Assumed health care cost trend rates were as follows:
December 31, 2013 2012 2011
Health care cost trend rate assumed next year 7.00% 7.50% 7.50%
Ultimate trend rate 5.00% 5.00% 5.00%
Year that trend reached ultimate rate 2018 2018 2018
Assumed health care cost trend rates have a significant effect on the amounts reported for the health care
plans. To determine the health care cost trend rates we look at a combination of information including
ongoing claims cost monitoring, annual statistical analyses of claims data, reconciliation of forecast claims
against actual claims, review of trend assumptions of other plan sponsors and national health trends, and
adjustments for plan design changes, workforce changes, and changes in plan participant behavior. A
one-percentage-point change in assumed health care cost trend rates would have the following effect:
Increase Decrease
Effect on total of service and interest cost $57 ($47)
Effect on postretirement benefit obligation 681 (575)
Plan Assets
Investment Strategy The overall objective of our pension assets is to earn a rate of return over time to
satisfy the benefit obligations of the pension plans and to maintain sufficient liquidity to pay benefits and
address other cash requirements of the pension fund. Specific investment objectives for our long-term
investment strategy include reducing the volatility of pension assets relative to pension liabilities, achieving
a competitive, total investment return, achieving diversification between and within asset classes and
managing other risks. Investment objectives for each asset class are determined based on specific risks
and investment opportunities identified.
We periodically update our long-term, strategic asset allocations.

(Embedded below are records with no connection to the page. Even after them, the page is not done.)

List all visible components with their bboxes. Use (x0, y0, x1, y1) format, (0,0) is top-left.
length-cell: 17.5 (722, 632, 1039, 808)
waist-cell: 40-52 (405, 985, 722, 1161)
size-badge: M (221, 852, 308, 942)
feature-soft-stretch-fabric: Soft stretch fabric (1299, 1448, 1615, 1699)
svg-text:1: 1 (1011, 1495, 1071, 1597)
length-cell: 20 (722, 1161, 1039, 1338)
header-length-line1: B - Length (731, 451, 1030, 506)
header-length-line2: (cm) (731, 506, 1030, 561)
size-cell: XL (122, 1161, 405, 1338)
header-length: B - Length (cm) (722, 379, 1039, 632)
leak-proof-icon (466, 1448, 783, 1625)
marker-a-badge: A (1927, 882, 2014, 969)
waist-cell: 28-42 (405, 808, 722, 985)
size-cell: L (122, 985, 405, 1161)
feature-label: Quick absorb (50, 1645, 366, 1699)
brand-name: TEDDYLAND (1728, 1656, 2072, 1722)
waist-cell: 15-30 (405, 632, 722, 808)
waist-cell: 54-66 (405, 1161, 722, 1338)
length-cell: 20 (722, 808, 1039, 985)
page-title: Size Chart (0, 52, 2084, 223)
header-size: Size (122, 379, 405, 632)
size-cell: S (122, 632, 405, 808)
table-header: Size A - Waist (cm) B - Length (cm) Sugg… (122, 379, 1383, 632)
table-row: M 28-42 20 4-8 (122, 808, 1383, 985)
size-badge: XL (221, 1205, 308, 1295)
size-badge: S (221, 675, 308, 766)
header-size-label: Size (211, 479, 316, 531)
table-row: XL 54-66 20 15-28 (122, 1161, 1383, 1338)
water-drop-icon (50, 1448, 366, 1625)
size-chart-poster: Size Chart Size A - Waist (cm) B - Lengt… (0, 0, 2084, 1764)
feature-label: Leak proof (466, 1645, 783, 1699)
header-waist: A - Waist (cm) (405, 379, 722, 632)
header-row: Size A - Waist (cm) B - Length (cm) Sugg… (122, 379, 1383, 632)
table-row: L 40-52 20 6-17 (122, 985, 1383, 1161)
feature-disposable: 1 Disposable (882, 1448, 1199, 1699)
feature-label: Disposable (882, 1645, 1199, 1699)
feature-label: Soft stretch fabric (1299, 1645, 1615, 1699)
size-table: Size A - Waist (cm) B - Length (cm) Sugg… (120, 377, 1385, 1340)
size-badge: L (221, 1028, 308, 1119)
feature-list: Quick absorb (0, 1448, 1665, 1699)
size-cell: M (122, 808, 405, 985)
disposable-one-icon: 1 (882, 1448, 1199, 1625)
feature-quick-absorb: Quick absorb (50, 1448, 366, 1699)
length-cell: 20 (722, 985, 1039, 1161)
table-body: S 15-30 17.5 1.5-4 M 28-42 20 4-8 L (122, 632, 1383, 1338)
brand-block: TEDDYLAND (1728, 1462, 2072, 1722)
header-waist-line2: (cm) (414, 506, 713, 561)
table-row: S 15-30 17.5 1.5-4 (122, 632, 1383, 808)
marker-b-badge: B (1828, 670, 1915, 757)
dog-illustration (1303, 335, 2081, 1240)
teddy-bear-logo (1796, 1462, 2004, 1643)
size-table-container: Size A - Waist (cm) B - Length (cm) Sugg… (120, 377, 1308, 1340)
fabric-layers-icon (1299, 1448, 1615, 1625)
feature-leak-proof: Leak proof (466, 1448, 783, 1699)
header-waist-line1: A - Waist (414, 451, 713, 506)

We use various analytics to determine
the optimal asset mix and consider plan liability characteristics, liquidity characteristics, funding
requirements, expected rates of return and the distribution of returns. We identify investment benchmarks
for the asset classes in the strategic asset allocation that are market-based and investable where possible.
Actual allocations to each asset class vary from target allocations due to periodic investment strategy
changes, market value fluctuations, the length of time it takes to fully implement investment allocation
positions (such as private equity and real estate), and the timing of benefit payments and contributions.
Short-term investments and exchange-traded derivatives are used to rebalance the actual asset allocation
to the target asset allocation. The asset allocation is monitored and rebalanced on a monthly basis.